Всего снимков было двенадцать, большая часть нечетких, плохо сфокусированных. На фотоконкурс их бы не взяли. На десяти были видны те же коровы и тот же грузовик, и только два показались мне интересными. На одном можно было разглядеть группу людей, с улыбкой позировавших фотографу на фоне великолепных, чистых загонов для скота, в которых стояли толстые, гладкие телята, похожие на откормленных детей из обеспеченных семей.
Другой снимок был сделан в том же месте, но уже в другое время, и люди были иные.
Вместо откормленных телят на земле валялись разные животные: ослы, старые козы, вялые овцы, коровы, у которых уже не было сил подняться. Двое мужчин со смазанными лицами улыбались, сидя на ограде загона.
Я перемешал фотографии, как колоду карт, и снова разложил их на столике. Рядом лежали негативы.
Зазвенел телефон, прервав мои размышления о коровах, ослах, Луисе и Паулино.
Звонил Дартаньян. У него был отлично поставленный голос.
— Это надо сделать сегодня ночью. Тони. У меня все готово.
— Сегодня? Послушай, Рикардо, деньги еще у Драпера и…

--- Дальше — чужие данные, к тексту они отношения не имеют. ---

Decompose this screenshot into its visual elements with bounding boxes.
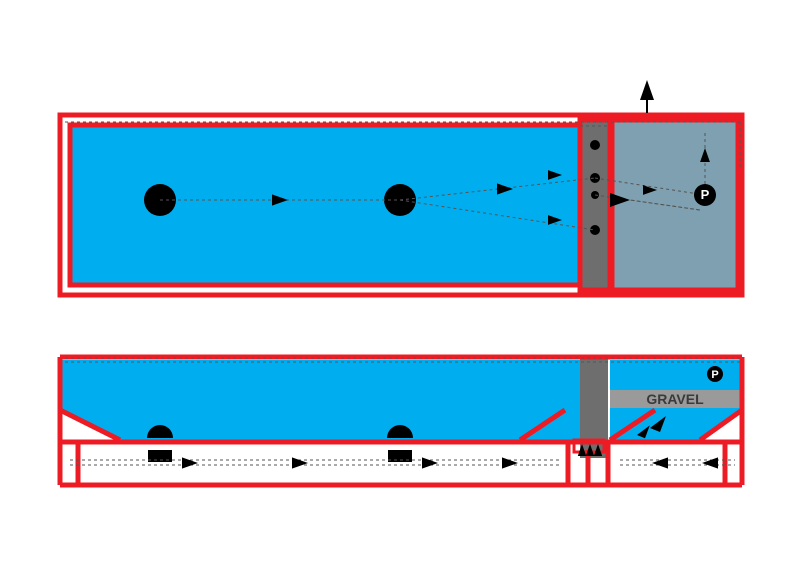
flow-arrow [652, 457, 668, 468]
side-pool-water [60, 360, 580, 440]
flow-arrow [182, 457, 198, 468]
flow-arrow [640, 80, 654, 100]
flow-arrow [292, 457, 308, 468]
side-pump-label: P [711, 369, 718, 381]
side-gravel-label: GRAVEL [646, 391, 704, 407]
flow-arrow [702, 457, 718, 468]
flow-arrow [502, 457, 518, 468]
top-div-port-0 [590, 140, 600, 150]
top-div-port-3 [590, 225, 600, 235]
top-pump-label: P [701, 187, 710, 202]
top-filter-chamber [612, 120, 738, 290]
flow-arrow [422, 457, 438, 468]
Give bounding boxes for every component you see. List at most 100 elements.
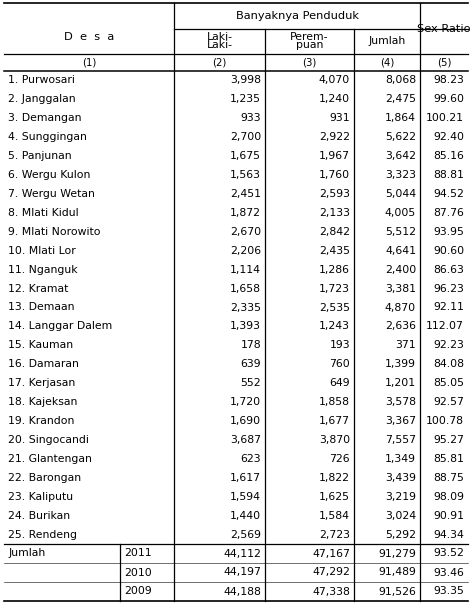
Text: 93.95: 93.95 xyxy=(433,227,464,237)
Text: 12. Kramat: 12. Kramat xyxy=(8,284,68,294)
Text: 90.91: 90.91 xyxy=(433,510,464,521)
Text: 98.09: 98.09 xyxy=(433,491,464,502)
Text: 7. Wergu Wetan: 7. Wergu Wetan xyxy=(8,189,95,199)
Text: 92.40: 92.40 xyxy=(433,132,464,143)
Text: 623: 623 xyxy=(240,454,261,464)
Text: 7,557: 7,557 xyxy=(385,435,416,445)
Text: 3,998: 3,998 xyxy=(230,76,261,85)
Text: 2010: 2010 xyxy=(124,568,152,577)
Text: 1. Purwosari: 1. Purwosari xyxy=(8,76,75,85)
Text: Perem-: Perem- xyxy=(290,32,329,43)
Text: 2,922: 2,922 xyxy=(319,132,350,143)
Text: 2,400: 2,400 xyxy=(385,265,416,275)
Text: 6. Wergu Kulon: 6. Wergu Kulon xyxy=(8,170,90,180)
Text: 85.05: 85.05 xyxy=(433,378,464,388)
Text: 178: 178 xyxy=(240,340,261,350)
Text: 25. Rendeng: 25. Rendeng xyxy=(8,530,77,540)
Text: 1,760: 1,760 xyxy=(319,170,350,180)
Text: 2,206: 2,206 xyxy=(230,246,261,256)
Text: 20. Singocandi: 20. Singocandi xyxy=(8,435,89,445)
Text: 3,219: 3,219 xyxy=(385,491,416,502)
Text: 2,475: 2,475 xyxy=(385,94,416,104)
Text: 1,235: 1,235 xyxy=(230,94,261,104)
Text: 92.57: 92.57 xyxy=(433,397,464,407)
Text: 1,349: 1,349 xyxy=(385,454,416,464)
Text: 5,622: 5,622 xyxy=(385,132,416,143)
Text: 2011: 2011 xyxy=(124,549,152,558)
Text: 91,279: 91,279 xyxy=(378,549,416,558)
Text: 2,593: 2,593 xyxy=(319,189,350,199)
Text: 92.11: 92.11 xyxy=(433,303,464,312)
Text: 44,188: 44,188 xyxy=(223,586,261,596)
Text: 85.81: 85.81 xyxy=(433,454,464,464)
Text: 14. Langgar Dalem: 14. Langgar Dalem xyxy=(8,322,112,331)
Text: 93.46: 93.46 xyxy=(433,568,464,577)
Text: 4,005: 4,005 xyxy=(385,208,416,218)
Text: 112.07: 112.07 xyxy=(426,322,464,331)
Text: Sex Ratio: Sex Ratio xyxy=(417,24,471,33)
Text: 4. Sunggingan: 4. Sunggingan xyxy=(8,132,87,143)
Text: 4,641: 4,641 xyxy=(385,246,416,256)
Text: 1,286: 1,286 xyxy=(319,265,350,275)
Text: 3,323: 3,323 xyxy=(385,170,416,180)
Text: 1,625: 1,625 xyxy=(319,491,350,502)
Text: 3,024: 3,024 xyxy=(385,510,416,521)
Text: 94.52: 94.52 xyxy=(433,189,464,199)
Text: (1): (1) xyxy=(82,57,96,68)
Text: 17. Kerjasan: 17. Kerjasan xyxy=(8,378,75,388)
Text: 3. Demangan: 3. Demangan xyxy=(8,113,82,123)
Text: 10. Mlati Lor: 10. Mlati Lor xyxy=(8,246,76,256)
Text: 1,723: 1,723 xyxy=(319,284,350,294)
Text: 1,967: 1,967 xyxy=(319,151,350,161)
Text: 3,642: 3,642 xyxy=(385,151,416,161)
Text: 931: 931 xyxy=(329,113,350,123)
Text: 99.60: 99.60 xyxy=(433,94,464,104)
Text: puan: puan xyxy=(296,41,323,51)
Text: 2,842: 2,842 xyxy=(319,227,350,237)
Text: 91,526: 91,526 xyxy=(378,586,416,596)
Text: 98.23: 98.23 xyxy=(433,76,464,85)
Text: 87.76: 87.76 xyxy=(433,208,464,218)
Text: 1,114: 1,114 xyxy=(230,265,261,275)
Text: 193: 193 xyxy=(329,340,350,350)
Text: 1,563: 1,563 xyxy=(230,170,261,180)
Text: 5,292: 5,292 xyxy=(385,530,416,540)
Text: 92.23: 92.23 xyxy=(433,340,464,350)
Text: 1,594: 1,594 xyxy=(230,491,261,502)
Text: 8. Mlati Kidul: 8. Mlati Kidul xyxy=(8,208,79,218)
Text: Banyaknya Penduduk: Banyaknya Penduduk xyxy=(236,11,359,21)
Text: 5,044: 5,044 xyxy=(385,189,416,199)
Text: 91,489: 91,489 xyxy=(378,568,416,577)
Text: 3,367: 3,367 xyxy=(385,416,416,426)
Text: 96.23: 96.23 xyxy=(433,284,464,294)
Text: 90.60: 90.60 xyxy=(433,246,464,256)
Text: 1,617: 1,617 xyxy=(230,473,261,483)
Text: Laki-: Laki- xyxy=(207,32,233,43)
Text: D  e  s  a: D e s a xyxy=(64,32,114,42)
Text: 4,870: 4,870 xyxy=(385,303,416,312)
Text: 2,451: 2,451 xyxy=(230,189,261,199)
Text: 5. Panjunan: 5. Panjunan xyxy=(8,151,72,161)
Text: 2,535: 2,535 xyxy=(319,303,350,312)
Text: 3,687: 3,687 xyxy=(230,435,261,445)
Text: (3): (3) xyxy=(302,57,317,68)
Text: 19. Krandon: 19. Krandon xyxy=(8,416,75,426)
Text: 88.75: 88.75 xyxy=(433,473,464,483)
Text: 47,338: 47,338 xyxy=(312,586,350,596)
Text: 1,720: 1,720 xyxy=(230,397,261,407)
Text: 649: 649 xyxy=(329,378,350,388)
Text: 44,197: 44,197 xyxy=(223,568,261,577)
Text: 1,675: 1,675 xyxy=(230,151,261,161)
Text: 16. Damaran: 16. Damaran xyxy=(8,359,79,369)
Text: 44,112: 44,112 xyxy=(223,549,261,558)
Text: 100.21: 100.21 xyxy=(426,113,464,123)
Text: 95.27: 95.27 xyxy=(433,435,464,445)
Text: 86.63: 86.63 xyxy=(433,265,464,275)
Text: 100.78: 100.78 xyxy=(426,416,464,426)
Text: 84.08: 84.08 xyxy=(433,359,464,369)
Text: 8,068: 8,068 xyxy=(385,76,416,85)
Text: 1,690: 1,690 xyxy=(230,416,261,426)
Text: 933: 933 xyxy=(240,113,261,123)
Text: 2,723: 2,723 xyxy=(319,530,350,540)
Text: 1,872: 1,872 xyxy=(230,208,261,218)
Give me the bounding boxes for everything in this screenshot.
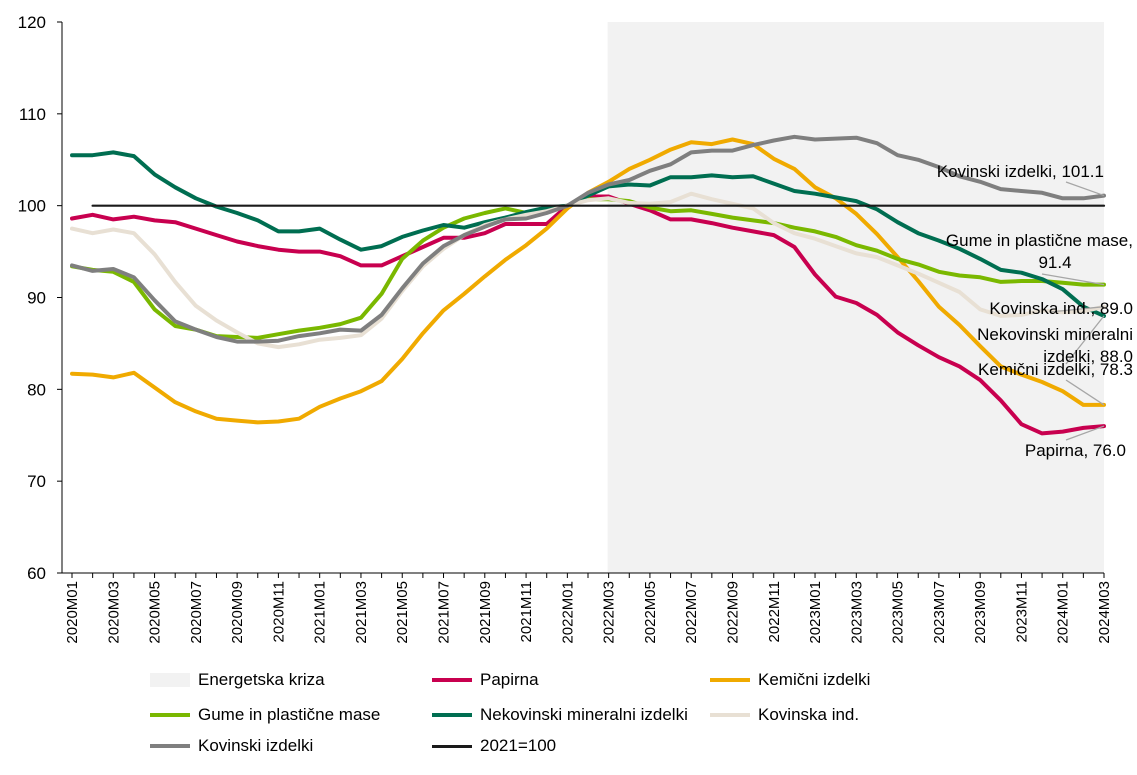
legend-item-nekovinski-mineralni-izdelki: Nekovinski mineralni izdelki	[432, 703, 688, 727]
y-tick-label: 110	[19, 105, 46, 124]
line-chart: 60 70 80 90 100 110 120 2020M01 2020M03 2020M05 20…	[18, 13, 1133, 644]
series-line-kovinski-izdelki	[70, 134, 1106, 344]
x-tick-label: 2022M07	[683, 581, 700, 644]
shaded-region-layer	[607, 22, 1104, 573]
legend-swatch-line	[432, 678, 472, 682]
x-tick-label: 2021M11	[518, 581, 535, 642]
legend-label: Nekovinski mineralni izdelki	[480, 705, 688, 724]
legend-item-baseline-2021: 2021=100	[432, 734, 556, 758]
x-tick-label: 2020M07	[188, 581, 205, 644]
annotation-leader-papirna	[1065, 425, 1105, 441]
x-tick-label: 2020M11	[270, 581, 287, 642]
x-tick-label: 2021M09	[477, 581, 494, 644]
annotation-leader-kemicni-izdelki	[1065, 379, 1105, 406]
legend-swatch-line	[432, 744, 472, 748]
x-tick-label: 2022M03	[601, 581, 618, 644]
y-tick-label: 60	[27, 564, 46, 583]
series-line-kovinska-ind	[70, 191, 1106, 350]
x-tick-label: 2020M03	[105, 581, 122, 644]
legend-swatch-line	[710, 678, 750, 682]
legend-swatch-line	[150, 744, 190, 748]
x-tick-label: 2023M07	[931, 581, 948, 644]
legend-label: 2021=100	[480, 736, 557, 755]
annotation-label-nekovinski-mineralni-izdelki: izdelki, 88.0	[1043, 347, 1133, 366]
x-tick-label: 2020M05	[147, 581, 164, 644]
y-tick-label: 100	[18, 197, 46, 216]
annotation-layer: Kovinski izdelki, 101.1 Gume in plastične…	[937, 162, 1133, 460]
x-tick-label: 2023M09	[972, 581, 989, 644]
x-tick-label: 2021M03	[353, 581, 370, 644]
series-line-nekovinski-mineralni-izdelki	[70, 150, 1106, 318]
legend-item-papirna: Papirna	[432, 668, 539, 692]
legend-swatch-area	[150, 673, 190, 687]
annotation-label-gume-in-plasticne-mase: 91.4	[1038, 253, 1071, 272]
legend-item-kovinski-izdelki: Kovinski izdelki	[150, 734, 313, 758]
x-tick-label: 2023M03	[848, 581, 865, 644]
legend-label: Kemični izdelki	[758, 670, 871, 689]
annotation-leader-nekovinski-mineralni-izdelki	[1065, 315, 1105, 365]
y-tick-label: 80	[27, 380, 46, 399]
y-tick-label: 90	[27, 289, 46, 308]
annotation-label-kovinski-izdelki: Kovinski izdelki, 101.1	[937, 162, 1104, 181]
legend-item-kovinska-ind: Kovinska ind.	[710, 703, 859, 727]
series-layer	[70, 134, 1106, 436]
annotation-label-nekovinski-mineralni-izdelki: Nekovinski mineralni	[977, 325, 1133, 344]
legend-label: Gume in plastične mase	[198, 705, 381, 724]
x-tick-label: 2023M05	[890, 581, 907, 644]
legend-swatch-line	[150, 713, 190, 717]
x-tick-label: 2020M09	[229, 581, 246, 644]
x-tick-label: 2020M01	[64, 581, 81, 644]
annotation-leader-kovinski-izdelki	[1065, 181, 1105, 197]
annotation-label-kemicni-izdelki: Kemični izdelki, 78.3	[978, 360, 1133, 379]
x-tick-label: 2022M09	[724, 581, 741, 644]
legend-item-kemicni-izdelki: Kemični izdelki	[710, 668, 870, 692]
annotation-label-kovinska-ind: Kovinska ind., 89.0	[989, 299, 1133, 318]
legend-item-energetska-kriza: Energetska kriza	[150, 668, 325, 692]
legend-swatch-line	[710, 713, 750, 717]
x-tick-label: 2021M01	[312, 581, 329, 644]
x-tick-label: 2023M11	[1013, 581, 1030, 642]
y-tick-label: 120	[18, 13, 46, 32]
legend-label: Energetska kriza	[198, 670, 325, 689]
x-tick-label: 2021M05	[394, 581, 411, 644]
axis-layer: 60 70 80 90 100 110 120 2020M01 2020M03 2020M05 20…	[18, 13, 1113, 644]
legend-item-gume-in-plasticne-mase: Gume in plastične mase	[150, 703, 380, 727]
legend-label: Kovinska ind.	[758, 705, 860, 724]
x-tick-label: 2023M01	[807, 581, 824, 644]
annotation-leader-gume-in-plasticne-mase	[1041, 273, 1105, 286]
x-tick-label: 2024M01	[1055, 581, 1072, 644]
shaded-region-energetska-kriza	[607, 22, 1104, 573]
legend-label: Kovinski izdelki	[198, 736, 314, 755]
legend-label: Papirna	[480, 670, 539, 689]
annotation-label-papirna: Papirna, 76.0	[1025, 441, 1126, 460]
annotation-leader-kovinska-ind	[1049, 306, 1105, 313]
x-tick-label: 2021M07	[436, 581, 453, 644]
x-tick-label: 2024M03	[1096, 581, 1113, 644]
y-tick-label: 70	[27, 472, 46, 491]
legend-swatch-line	[432, 713, 472, 717]
annotation-label-gume-in-plasticne-mase: Gume in plastične mase,	[946, 231, 1133, 250]
x-tick-label: 2022M05	[642, 581, 659, 644]
x-tick-label: 2022M01	[559, 581, 576, 644]
x-tick-label: 2022M11	[766, 581, 783, 642]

— Отдашь в другой раз, — перебил он меня. — Чем раньше сделаем, тем лучше.
— У тебя есть ключи?
— Да.
— Аппарат?
— За кого ты меня принимаешь?…Слушай, Тони, я не хочу тянуть… Или сегодня ночью, или забудь обо мне.
— Ну что ты обижаешься, Рикардо. Учти, тебя ждет куча денег. Как тебе удалось?
Он помолчал.
— Выдал себя за поставщика бронированных дверей, что, впрочем, не так уж далеко от истины. — Он рассмеялся. — Дверь в квартире — высший класс, круглый французский замок фирмы "Дорадо Пассо" с двойной блокировкой. В подъезде замок ерундовый, его можно открыть пилочкой для ногтей. Но план придется все же изменить. Мы должны встретиться.
— Хорошо. Когда тебе удобно?
— В полчетвертого.
— Я зайду.
— Мне не хочется, чтобы ты приходил ко мне, Тони…
Лучше я к тебе приду ровно в три.
— Как хочешь.
— И еще одно. Это будет последняя услуга, которую я тебе оказываю… Я не хочу тебя больше видеть.
— Понятно.
Он бросил трубку. Было семь часов вечера, еще не стемнело. Я снова уселся на софу перед столиком, на котором были разложены фотографии.